"Qu'est-ce que tu dirais si je me rasais la moustache ?" demande Marc à Agnès. "Je ne sais pas. Je t'aime avec mais je t'ai jamais connu sans." Marc décide de se raser la moustache. Comme ça : par jeu, pour voir la tête qu'elle fera, pour changer un petit quelque chose dans leur vie heureuse et sans histoire. A son grand désarroi, sa femme ne remarque rien. Est-ce une blague ou était-elle devenue folle? Ou bien est-ce lui qui perd l'esprit?

 

De cette géniale idée de départ qui, à n’en pas douter, aurait inspiré à David Lynch un de ces chefs-d’œuvre dont il a le secret, Emmanuel Carrère signe un film tendu et angoissant, un cauchemar domestique tellement ancré dans la banalité du quotidien qu’il en est d’autant plus violent et dérangeant.
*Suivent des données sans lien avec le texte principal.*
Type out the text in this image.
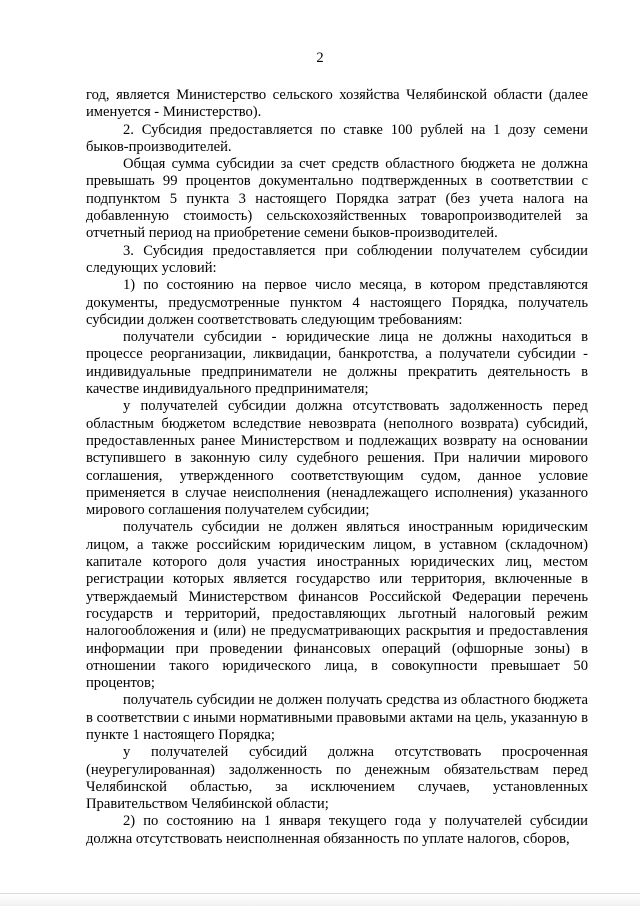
2

год, является Министерство сельского хозяйства Челябинской области (далее именуется - Министерство).

2. Субсидия предоставляется по ставке 100 рублей на 1 дозу семени быков-производителей.

Общая сумма субсидии за счет средств областного бюджета не должна превышать 99 процентов документально подтвержденных в соответствии с подпунктом 5 пункта 3 настоящего Порядка затрат (без учета налога на добавленную стоимость) сельскохозяйственных товаропроизводителей за отчетный период на приобретение семени быков-производителей.

3. Субсидия предоставляется при соблюдении получателем субсидии следующих условий:

1) по состоянию на первое число месяца, в котором представляются документы, предусмотренные пунктом 4 настоящего Порядка, получатель субсидии должен соответствовать следующим требованиям:

получатели субсидии - юридические лица не должны находиться в процессе реорганизации, ликвидации, банкротства, а получатели субсидии - индивидуальные предприниматели не должны прекратить деятельность в качестве индивидуального предпринимателя;

у получателей субсидии должна отсутствовать задолженность перед областным бюджетом вследствие невозврата (неполного возврата) субсидий, предоставленных ранее Министерством и подлежащих возврату на основании вступившего в законную силу судебного решения. При наличии мирового соглашения, утвержденного соответствующим судом, данное условие применяется в случае неисполнения (ненадлежащего исполнения) указанного мирового соглашения получателем субсидии;

получатель субсидии не должен являться иностранным юридическим лицом, а также российским юридическим лицом, в уставном (складочном) капитале которого доля участия иностранных юридических лиц, местом регистрации которых является государство или территория, включенные в утверждаемый Министерством финансов Российской Федерации перечень государств и территорий, предоставляющих льготный налоговый режим налогообложения и (или) не предусматривающих раскрытия и предоставления информации при проведении финансовых операций (офшорные зоны) в отношении такого юридического лица, в совокупности превышает 50 процентов;

получатель субсидии не должен получать средства из областного бюджета в соответствии с иными нормативными правовыми актами на цель, указанную в пункте 1 настоящего Порядка;

у получателей субсидий должна отсутствовать просроченная (неурегулированная) задолженность по денежным обязательствам перед Челябинской областью, за исключением случаев, установленных Правительством Челябинской области;

2) по состоянию на 1 января текущего года у получателей субсидии должна отсутствовать неисполненная обязанность по уплате налогов, сборов,
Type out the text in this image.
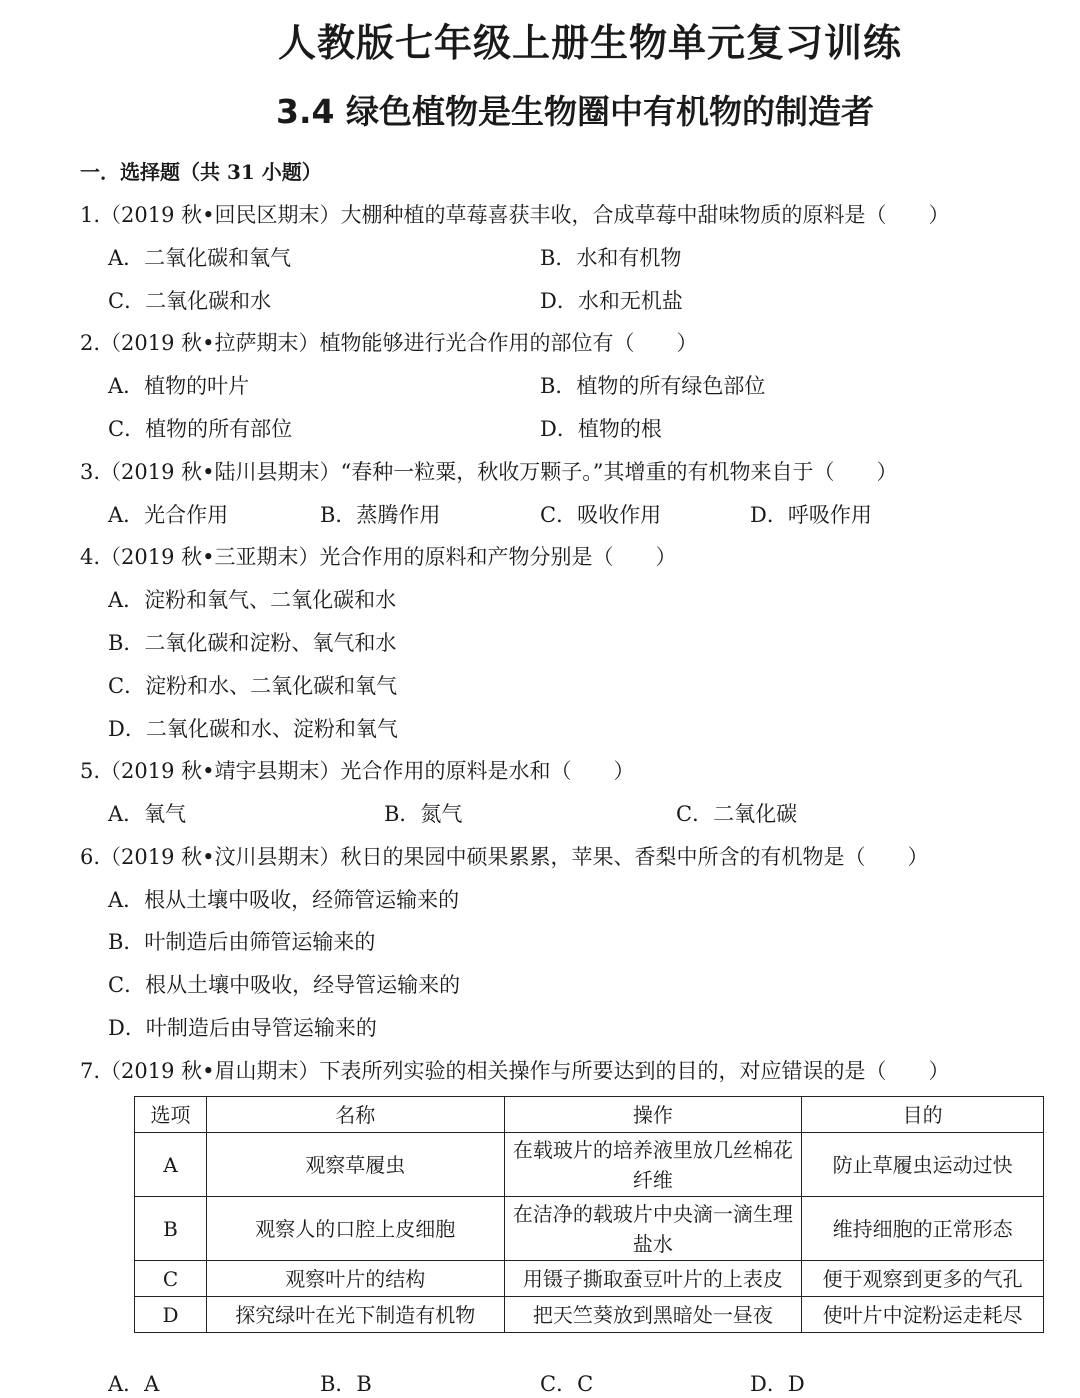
人教版七年级上册生物单元复习训练
3.4 绿色植物是生物圈中有机物的制造者
一．选择题（共 31 小题）
1.（2019 秋•回民区期末）大棚种植的草莓喜获丰收，合成草莓中甜味物质的原料是（　　）
A．二氧化碳和氧气	B．水和有机物
C．二氧化碳和水	D．水和无机盐
2.（2019 秋•拉萨期末）植物能够进行光合作用的部位有（　　）
A．植物的叶片	B．植物的所有绿色部位
C．植物的所有部位	D．植物的根
3.（2019 秋•陆川县期末）“春种一粒粟，秋收万颗子。”其增重的有机物来自于（　　）
A．光合作用	B．蒸腾作用	C．吸收作用	D．呼吸作用
4.（2019 秋•三亚期末）光合作用的原料和产物分别是（　　）
A．淀粉和氧气、二氧化碳和水
B．二氧化碳和淀粉、氧气和水
C．淀粉和水、二氧化碳和氧气
D．二氧化碳和水、淀粉和氧气
5.（2019 秋•靖宇县期末）光合作用的原料是水和（　　）
A．氧气	B．氮气	C．二氧化碳
6.（2019 秋•汶川县期末）秋日的果园中硕果累累，苹果、香梨中所含的有机物是（　　）
A．根从土壤中吸收，经筛管运输来的
B．叶制造后由筛管运输来的
C．根从土壤中吸收，经导管运输来的
D．叶制造后由导管运输来的
7.（2019 秋•眉山期末）下表所列实验的相关操作与所要达到的目的，对应错误的是（　　）
选项	名称	操作	目的
A	观察草履虫	在载玻片的培养液里放几丝棉花纤维	防止草履虫运动过快
B	观察人的口腔上皮细胞	在洁净的载玻片中央滴一滴生理盐水	维持细胞的正常形态
C	观察叶片的结构	用镊子撕取蚕豆叶片的上表皮	便于观察到更多的气孔
D	探究绿叶在光下制造有机物	把天竺葵放到黑暗处一昼夜	使叶片中淀粉运走耗尽
A．A	B．B	C．C	D．D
En abandonnant le récit à la première personne du roman (pas de voix off), Carrère renforce le doute : Marc est-il en train de devenir fou ? Est-il la victime d’une mauvaise blague ou, pire, d’un complot ? Au spectateur de se débrouiller avec ça, et c’est tant mieux : tout se joue dans ce qui ne se dit pas, dans l’incertitude qui se lit dans le regard de Vincent Lindon. D’un film sur un type qui se rase la moustache, Carrère a imaginé un voyage troublant dont on n’a pas fini d’apprécier les subtilités, même longtemps après.